At first glance, yes. However, upon taking a closer look at each of the murals, my answer has changed to definitely yes one hundred times yes. There are too many murals of Leonard Cohen in Montreal.
How can it be that Leonard Cohen has two whole murals of himself in Montreal while I barely have one of myself in my own home? Leonard Cohen is undeniably a Canadian-Jewish legend. I merely regret the implication that he is the only celebrity worthy of not one but two 20-story high portraits. In fact, I find quite a few faults with these murals. I will explain them to you throughout this article.
Here is the first complaint I have about the two (2) Leonard Cohen murals. Why must they be so far from each other? In completing my research for this article I ventured to visit both of the—let’s just say it—nearly identical murals. The Crescent Street mural is a whopping 40-minute walk away from the one on St. Laurent. Despite my supreme athleticism, I only made it halfway to the first.
This may sound crazy, but it almost feels as though the murals are mocking me. I could’ve sworn that I heard one whisper, “Hey, you! Noa Garmaise. I am the Crescent Leonard Cohen and I am talking to you. You do not look very tall.” Such a strange occurrence that I must discount it completely! Certainly there is no way that one of the two Leonard Cohen murals is verbally interacting with me.
Another issue that I have with the murals is that they are not properly to scale. There is no way that Leonard Cohen was 10,000 square feet. I never met him in person, but Leonard Cohen was a Jewish guy and I find it therefore unlikely that he was even above 7 feet tall.
Simply put, the murals do not speak to me. Artistically, that is. In the more literal sense, yes, they speak to me all the time, and I am beginning to wonder if anyone else can hear them too. I brought my roommate Suhani to the murals, and we did not hear a peep from either of the Cohens. Suhani did however turn to me and ask, “Why did you bring me to this painting of Anthony Bourdain?” I am beginning to wonder if the murals don’t want me sharing our special secret—that they are talking to me in modern English on what is now becoming a regular basis.
To be fully honest, I am not only concerned because the murals are talking to me. I communicate with art almost every day. The situation has escalated and the murals have now started to ask things of me. Terrible things. On my last visit to the Crescent Street mural, I heard whispering, quieter than usual, telling me not to study for my Strategic Management midterm.
A third grievance I have with the Leonard Cohen murals is that there are other Canadian-Jewish celebrities also deserving of a bit of paint. Have the kind people of Montreal ever heard of a little someone called Finn Wolfhard? He is neither from Montreal nor passed on from this earth, but doesn’t he deserve a bit of love too?
“Don’t study.
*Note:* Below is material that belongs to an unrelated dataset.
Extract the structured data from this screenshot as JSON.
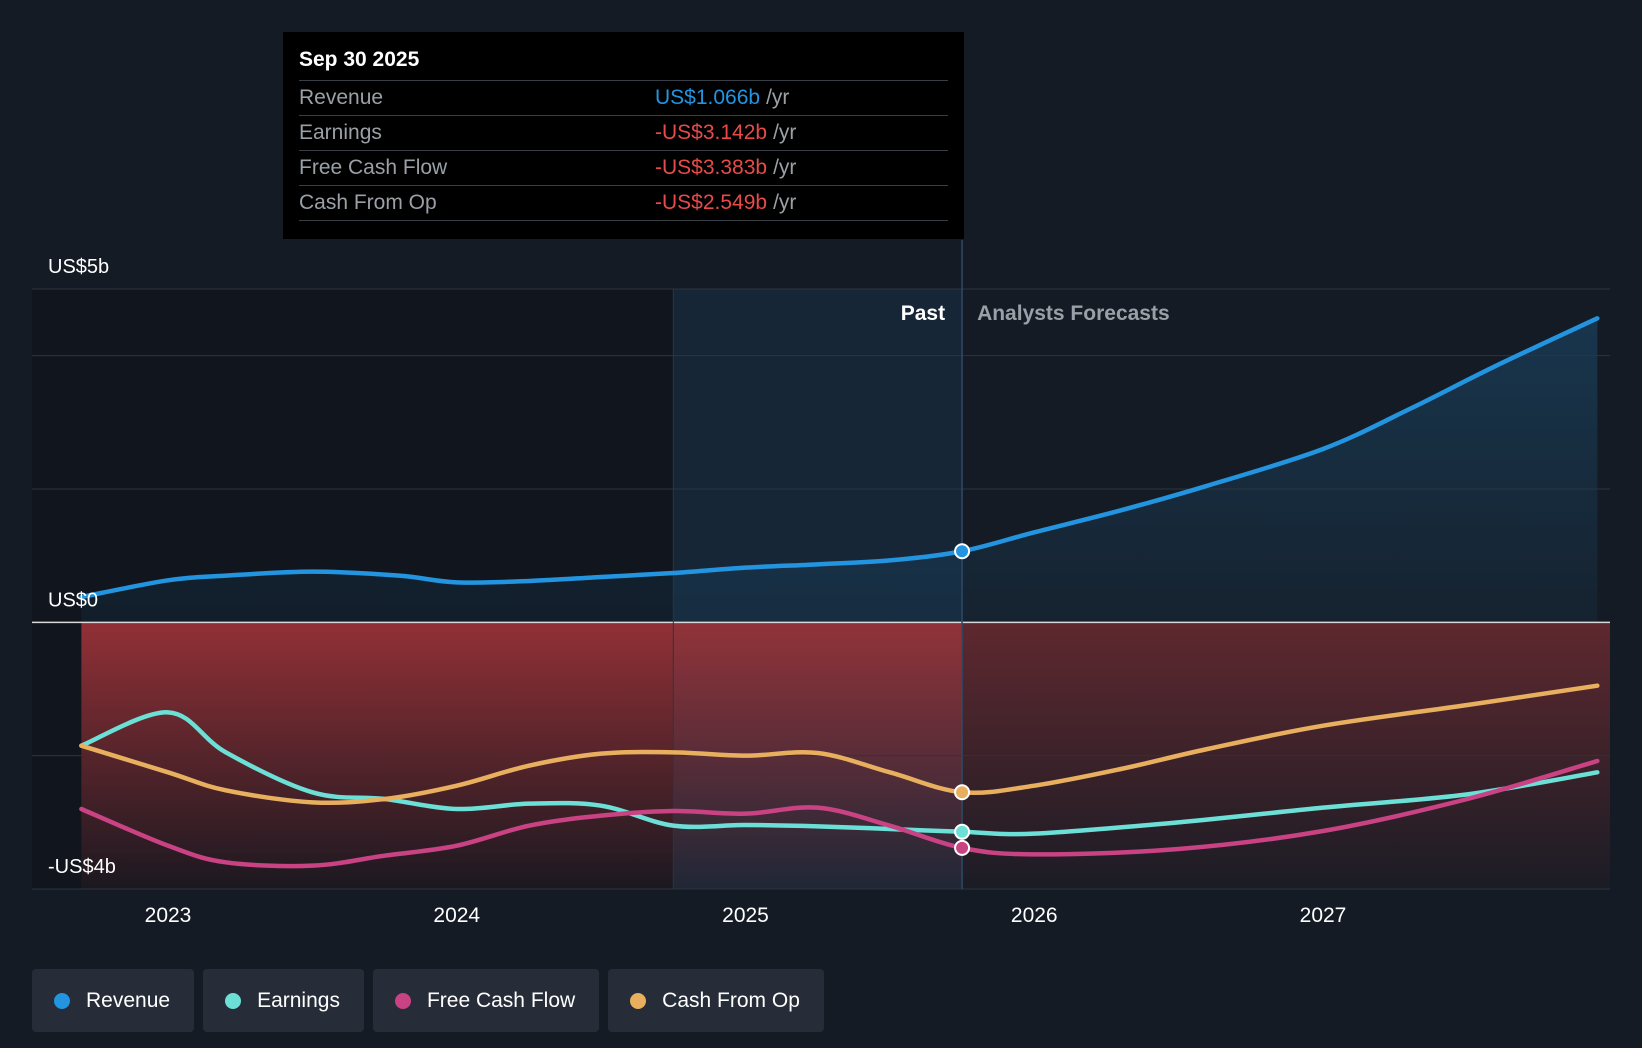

Do not make flashcards. By no means buy and then read the textbook. I am the answer, I am the answer.” The murals are getting louder. More aggressive now. I can’t say I am not scared. I’ve toured lots of street art in my time, but typically it tells me to write an outline for my essays early so that I am not stressed and cramming at the last minute. But this. This is beyond me.
“I am the answer, I am the answer.” I hear the words of the 1+1 Leonard Cohen murals echoing in my ears as I flip open my Strategic Management midterm. Forget all that now, I tell myself. For it is time to write a test. I look at the first and only question: WHICH JEWISH CELEBRITY HAS TWO MURALS OF HIMSELF IN THE CITY OF MONTREAL? Leonard Cohen murals, you beautiful bastards! You were right all along. You are the answer. I did not need to study. I finally understand the value of these pieces of art. They are all knowing, good at commerce, and artistically meaningful.